Türkiye’nin pek çok alanda ve sıkça karşılaştığı toplumsal hafıza kaybının nedenlerinden en önemlisi,  belgeleyen ve belge koruyan bir toplumsal geleneğimizin oluşmamasıdır. Düşünün ki Cumhuriyet tarihimizin anlatımını kolaylaştıracak bir “Görsel Arşiv Merkezi”miz bile yok. Cumhuriyetin kuruluş yıllarına ait pek çok belge ve filmi, saklama ve koruma konusundaki yanlışlarımız nedeniyle yitirdik.

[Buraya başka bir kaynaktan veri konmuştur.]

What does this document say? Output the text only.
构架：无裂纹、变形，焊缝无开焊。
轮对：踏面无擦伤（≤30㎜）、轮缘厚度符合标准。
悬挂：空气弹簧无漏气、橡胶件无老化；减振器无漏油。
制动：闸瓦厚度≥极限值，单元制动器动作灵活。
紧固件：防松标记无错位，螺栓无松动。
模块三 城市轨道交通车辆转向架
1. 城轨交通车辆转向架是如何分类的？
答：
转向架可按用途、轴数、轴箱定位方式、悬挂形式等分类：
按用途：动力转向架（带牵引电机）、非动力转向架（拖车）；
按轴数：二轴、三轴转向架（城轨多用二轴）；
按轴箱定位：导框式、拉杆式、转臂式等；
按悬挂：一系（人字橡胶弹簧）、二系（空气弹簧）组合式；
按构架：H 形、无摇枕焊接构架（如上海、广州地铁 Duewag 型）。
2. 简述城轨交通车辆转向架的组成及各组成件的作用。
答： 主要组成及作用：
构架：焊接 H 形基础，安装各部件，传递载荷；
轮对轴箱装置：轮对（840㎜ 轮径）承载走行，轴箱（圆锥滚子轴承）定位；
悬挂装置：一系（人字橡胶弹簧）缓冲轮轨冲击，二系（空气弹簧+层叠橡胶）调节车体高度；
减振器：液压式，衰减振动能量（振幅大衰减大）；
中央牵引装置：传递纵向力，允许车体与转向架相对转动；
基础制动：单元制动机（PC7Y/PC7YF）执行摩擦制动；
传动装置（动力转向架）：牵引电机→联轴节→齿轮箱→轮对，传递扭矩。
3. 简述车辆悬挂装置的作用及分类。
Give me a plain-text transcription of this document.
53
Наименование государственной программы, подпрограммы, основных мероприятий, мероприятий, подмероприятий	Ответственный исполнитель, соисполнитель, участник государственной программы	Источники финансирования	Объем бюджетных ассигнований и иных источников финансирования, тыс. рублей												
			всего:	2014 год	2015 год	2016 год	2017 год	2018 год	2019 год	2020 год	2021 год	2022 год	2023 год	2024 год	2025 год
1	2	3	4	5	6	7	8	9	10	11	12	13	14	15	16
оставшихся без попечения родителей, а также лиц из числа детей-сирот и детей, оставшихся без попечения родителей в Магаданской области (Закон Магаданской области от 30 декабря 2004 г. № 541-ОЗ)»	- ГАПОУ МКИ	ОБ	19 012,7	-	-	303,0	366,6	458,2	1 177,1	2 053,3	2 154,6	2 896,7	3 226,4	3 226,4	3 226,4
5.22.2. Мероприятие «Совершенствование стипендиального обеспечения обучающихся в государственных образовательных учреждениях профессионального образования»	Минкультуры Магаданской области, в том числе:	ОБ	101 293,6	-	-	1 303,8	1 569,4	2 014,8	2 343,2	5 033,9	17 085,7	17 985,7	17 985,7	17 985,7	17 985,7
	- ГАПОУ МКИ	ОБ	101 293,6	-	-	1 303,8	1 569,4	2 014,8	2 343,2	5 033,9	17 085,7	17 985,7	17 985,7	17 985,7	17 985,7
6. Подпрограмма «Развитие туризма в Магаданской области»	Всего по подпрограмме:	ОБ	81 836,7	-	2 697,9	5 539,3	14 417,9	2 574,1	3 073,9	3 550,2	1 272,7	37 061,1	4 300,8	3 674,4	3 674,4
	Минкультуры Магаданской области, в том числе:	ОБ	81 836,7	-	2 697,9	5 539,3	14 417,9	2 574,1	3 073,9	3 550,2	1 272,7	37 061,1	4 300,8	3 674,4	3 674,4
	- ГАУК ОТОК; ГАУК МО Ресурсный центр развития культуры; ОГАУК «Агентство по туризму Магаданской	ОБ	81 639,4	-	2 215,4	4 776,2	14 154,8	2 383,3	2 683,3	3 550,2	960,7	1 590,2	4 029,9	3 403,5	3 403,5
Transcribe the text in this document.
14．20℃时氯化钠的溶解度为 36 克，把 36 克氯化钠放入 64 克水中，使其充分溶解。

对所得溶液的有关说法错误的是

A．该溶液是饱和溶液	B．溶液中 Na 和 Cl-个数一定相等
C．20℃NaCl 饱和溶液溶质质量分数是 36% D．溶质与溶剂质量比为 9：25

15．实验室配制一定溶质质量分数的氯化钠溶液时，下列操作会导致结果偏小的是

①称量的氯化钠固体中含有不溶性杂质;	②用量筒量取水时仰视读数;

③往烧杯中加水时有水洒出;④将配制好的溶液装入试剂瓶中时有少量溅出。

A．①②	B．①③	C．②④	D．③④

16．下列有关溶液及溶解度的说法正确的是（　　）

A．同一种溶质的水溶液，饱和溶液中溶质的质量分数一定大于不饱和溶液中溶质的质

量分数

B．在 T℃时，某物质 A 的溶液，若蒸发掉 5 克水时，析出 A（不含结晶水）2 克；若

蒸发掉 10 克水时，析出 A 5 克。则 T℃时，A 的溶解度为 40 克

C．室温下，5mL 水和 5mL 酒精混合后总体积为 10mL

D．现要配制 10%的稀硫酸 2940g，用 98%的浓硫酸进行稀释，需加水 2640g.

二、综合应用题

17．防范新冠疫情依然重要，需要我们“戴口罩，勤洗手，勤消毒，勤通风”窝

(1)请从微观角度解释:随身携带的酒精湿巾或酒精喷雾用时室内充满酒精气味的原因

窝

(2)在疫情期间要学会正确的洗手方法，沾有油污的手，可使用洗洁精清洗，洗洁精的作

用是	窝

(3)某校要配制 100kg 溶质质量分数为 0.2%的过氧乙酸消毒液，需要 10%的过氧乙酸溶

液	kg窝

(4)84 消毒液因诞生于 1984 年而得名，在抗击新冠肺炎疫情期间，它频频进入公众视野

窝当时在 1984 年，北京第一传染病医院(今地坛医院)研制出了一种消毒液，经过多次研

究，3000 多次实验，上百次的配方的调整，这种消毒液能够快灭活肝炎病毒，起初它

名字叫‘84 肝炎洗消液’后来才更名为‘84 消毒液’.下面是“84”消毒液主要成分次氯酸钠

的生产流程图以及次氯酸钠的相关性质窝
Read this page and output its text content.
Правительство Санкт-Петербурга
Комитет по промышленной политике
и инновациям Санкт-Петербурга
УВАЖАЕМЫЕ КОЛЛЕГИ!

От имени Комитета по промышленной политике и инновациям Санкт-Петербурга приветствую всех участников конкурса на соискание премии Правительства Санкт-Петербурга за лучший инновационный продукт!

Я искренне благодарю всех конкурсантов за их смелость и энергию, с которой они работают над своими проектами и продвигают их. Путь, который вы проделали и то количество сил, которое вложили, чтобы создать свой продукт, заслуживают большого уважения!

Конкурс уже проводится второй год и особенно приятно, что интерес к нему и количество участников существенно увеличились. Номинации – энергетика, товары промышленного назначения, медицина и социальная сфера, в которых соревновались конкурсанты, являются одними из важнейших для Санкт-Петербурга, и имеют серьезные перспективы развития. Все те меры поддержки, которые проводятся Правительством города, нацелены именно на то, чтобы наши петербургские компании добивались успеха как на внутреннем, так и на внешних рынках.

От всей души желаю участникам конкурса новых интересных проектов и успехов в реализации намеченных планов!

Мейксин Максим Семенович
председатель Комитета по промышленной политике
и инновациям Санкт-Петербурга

Şimdi teknolojik olarak daha kolay ve ucuz olanaklara sahibiz. Artık görsel-işitsel bütün tespit verilerini, bütün yazıları, kupürleri, plan-proje gibi tasarım yaratılarını, sözlü tarih çalışması gibi ses kayıtlarını, fotoğraf, dia ve benzeri bilgi verilerini  “dijital arşiv sistemi“ ile bütüncül olarak koruma altına almak mümkün. Üstelik bu birikimi kentten başlayarak genişleyen bir çemberde yurtiçi ve yurtdışı ile paylaşmak mümkün. Öğrencisinden akademisyenine, sanatçısından araştırmacısına kadar geniş bir spektrumda servise açmak mümkün. Bu verileri birçok kez farklı amaçlar için kullanmak mümkün. Paylaşıma sunulacak verisi çok olan kentler, yakın bir gelecekte öne çıkan, daha çok ilgi duyulan kentler haline gelecek… Turizm denilen olguyu sadece “temaşa” edilen varlıklar üzerinden tanımlayamayız. Turizm, görmekten, gördüğünü bilmeğe; kışla gezintilerinden yerel kültürleri yaşamaya evrimleşiyor. Bu değişimin bilgi ve paylaşım merkezlerini şimdiden yaratabilirsek  ‘uzaktan pazarlama- uzaktan tanıtma’ yöntemleriyle şimdiden kıyasıya yarışması olan turizm pazarından pay alabiliriz.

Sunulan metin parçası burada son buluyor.